Die Ursachen für eine Magenschleimhautentzündung können ganz unterschiedlicher Natur sein. Als Auslöser einer Gastritis kommen Erreger wie Bakterien, Viren, Pilze oder Parasiten ebenso in Betracht wie bestimmte Medikamente, allen voran die kortisonfreien Entzündungshemmer (NSAR) oder Acetylsalicylsäure. Hinter einer Entzündung der Magenschleimhaut kann sich aber auch eine Autoimmunkrankheit verbergen, bei der das körpereigene Abwehrsystem irrtümlicherweise körpereigene Substanz, in diesem Falle die Schleimhautzellen des Magens, angreift. Nicht zuletzt kann eine Gastritis im Rahmen anderer Erkrankungen wie einer Sarkoidose oder eines Morbus Crohn auftreten.

Ebenso vielfältig wie das Spektrum möglicher Ursachen sind die Möglichkeiten, die Magenschleimhautentzündungen einzuteilen. Das geschieht entweder nach ihrem Verlauf (akut, chronisch), nach der Ursache (Bakterien, Viren, Pilze, Parasiten, Lebensmittelvergiftung, Autoimmunkrankheit), nach ihrer Lokalisation im Magen (Mageneingang, Magenkörper, Magenausgang) oder nach ihrem histologischen Erscheinungsbild, also danach, was der Pathologe unter dem Mikroskop sieht, wenn er ein bei einer Magenspiegelung entnommenes winziges Schleimhautstückchen untersucht.

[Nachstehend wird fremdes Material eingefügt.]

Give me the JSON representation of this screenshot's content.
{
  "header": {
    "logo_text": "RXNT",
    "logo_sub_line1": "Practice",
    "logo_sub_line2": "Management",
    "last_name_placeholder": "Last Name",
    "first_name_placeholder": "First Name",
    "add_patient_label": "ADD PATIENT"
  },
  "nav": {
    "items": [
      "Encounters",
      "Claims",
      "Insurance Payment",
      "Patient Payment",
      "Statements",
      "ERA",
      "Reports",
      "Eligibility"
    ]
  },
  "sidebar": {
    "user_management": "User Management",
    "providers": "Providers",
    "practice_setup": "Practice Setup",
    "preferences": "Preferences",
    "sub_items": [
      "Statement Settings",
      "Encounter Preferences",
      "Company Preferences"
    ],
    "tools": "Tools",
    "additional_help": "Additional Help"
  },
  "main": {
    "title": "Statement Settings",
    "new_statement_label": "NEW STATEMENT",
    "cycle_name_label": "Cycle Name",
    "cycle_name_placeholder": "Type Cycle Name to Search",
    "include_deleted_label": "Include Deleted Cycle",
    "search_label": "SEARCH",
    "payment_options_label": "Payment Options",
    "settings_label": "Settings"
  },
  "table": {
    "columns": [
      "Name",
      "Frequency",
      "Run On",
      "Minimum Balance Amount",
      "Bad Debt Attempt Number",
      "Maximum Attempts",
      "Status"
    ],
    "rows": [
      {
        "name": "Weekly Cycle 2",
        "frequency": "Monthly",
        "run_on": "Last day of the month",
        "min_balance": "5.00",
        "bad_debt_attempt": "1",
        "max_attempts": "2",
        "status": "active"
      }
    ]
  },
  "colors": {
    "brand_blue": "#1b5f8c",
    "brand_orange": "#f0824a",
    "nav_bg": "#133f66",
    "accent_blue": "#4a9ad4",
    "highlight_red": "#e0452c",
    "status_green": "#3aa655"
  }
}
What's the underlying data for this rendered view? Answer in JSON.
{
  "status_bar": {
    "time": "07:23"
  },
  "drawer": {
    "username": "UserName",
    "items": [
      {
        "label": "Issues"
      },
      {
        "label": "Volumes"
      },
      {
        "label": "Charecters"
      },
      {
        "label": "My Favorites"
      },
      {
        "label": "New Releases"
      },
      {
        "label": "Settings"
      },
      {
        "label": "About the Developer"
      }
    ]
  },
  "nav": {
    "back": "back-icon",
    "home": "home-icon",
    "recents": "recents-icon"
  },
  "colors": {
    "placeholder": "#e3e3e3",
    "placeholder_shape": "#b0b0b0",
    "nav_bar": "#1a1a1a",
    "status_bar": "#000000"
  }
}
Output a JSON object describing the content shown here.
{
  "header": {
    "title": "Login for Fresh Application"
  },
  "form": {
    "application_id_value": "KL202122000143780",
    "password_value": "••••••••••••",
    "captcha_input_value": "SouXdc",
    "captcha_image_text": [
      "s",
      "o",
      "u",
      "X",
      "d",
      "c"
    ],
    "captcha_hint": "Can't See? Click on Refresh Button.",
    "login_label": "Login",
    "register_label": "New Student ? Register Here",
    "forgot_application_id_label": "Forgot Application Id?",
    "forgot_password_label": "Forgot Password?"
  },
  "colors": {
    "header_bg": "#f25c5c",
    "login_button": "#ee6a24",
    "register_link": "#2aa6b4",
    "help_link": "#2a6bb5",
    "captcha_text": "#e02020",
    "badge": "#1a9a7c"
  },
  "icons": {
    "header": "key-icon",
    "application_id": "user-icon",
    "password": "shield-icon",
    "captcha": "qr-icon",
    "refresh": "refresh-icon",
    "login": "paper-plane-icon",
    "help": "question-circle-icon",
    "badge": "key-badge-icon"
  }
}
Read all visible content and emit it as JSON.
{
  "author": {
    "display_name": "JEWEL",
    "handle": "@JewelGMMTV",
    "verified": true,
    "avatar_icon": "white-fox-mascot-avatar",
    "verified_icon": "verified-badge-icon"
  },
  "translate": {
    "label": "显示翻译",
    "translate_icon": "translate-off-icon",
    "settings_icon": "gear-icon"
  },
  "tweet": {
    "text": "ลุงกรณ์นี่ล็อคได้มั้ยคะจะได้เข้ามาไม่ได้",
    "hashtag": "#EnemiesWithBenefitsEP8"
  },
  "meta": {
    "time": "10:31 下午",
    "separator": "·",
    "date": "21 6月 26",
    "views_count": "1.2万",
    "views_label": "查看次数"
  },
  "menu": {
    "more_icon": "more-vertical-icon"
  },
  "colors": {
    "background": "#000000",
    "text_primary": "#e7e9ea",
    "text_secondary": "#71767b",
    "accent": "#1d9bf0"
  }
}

Bei der chronischen Magenschleimhautentzündung werden drei Typen unterschieden: Typ A findet sich meist im mittleren Magenabschnitt und entsteht überwiegend auf dem Boden einer Autoimmunreaktion. Typ B wird bakteriell durch Helicobacter pylori verursacht und ist meist im unteren Magenabschnitt lokalisiert, bei langem Verlauf auch im gesamten Magen. Typ C wird auch als chemische Gastritis bezeichnet und ist mit circa zehn Prozent aller chronischen Magenschleimhautentzündungen die seltenste Form. Sie ist Folge von Medikamenteneinnahme (NSAR) und findet sich überwiegend im oberen Magenabschnitt oder einem Zurückfließen von Gallesaft in den Magen (Gallerückfluss), dann findet sie sich auch im unteren Magenabschnitt.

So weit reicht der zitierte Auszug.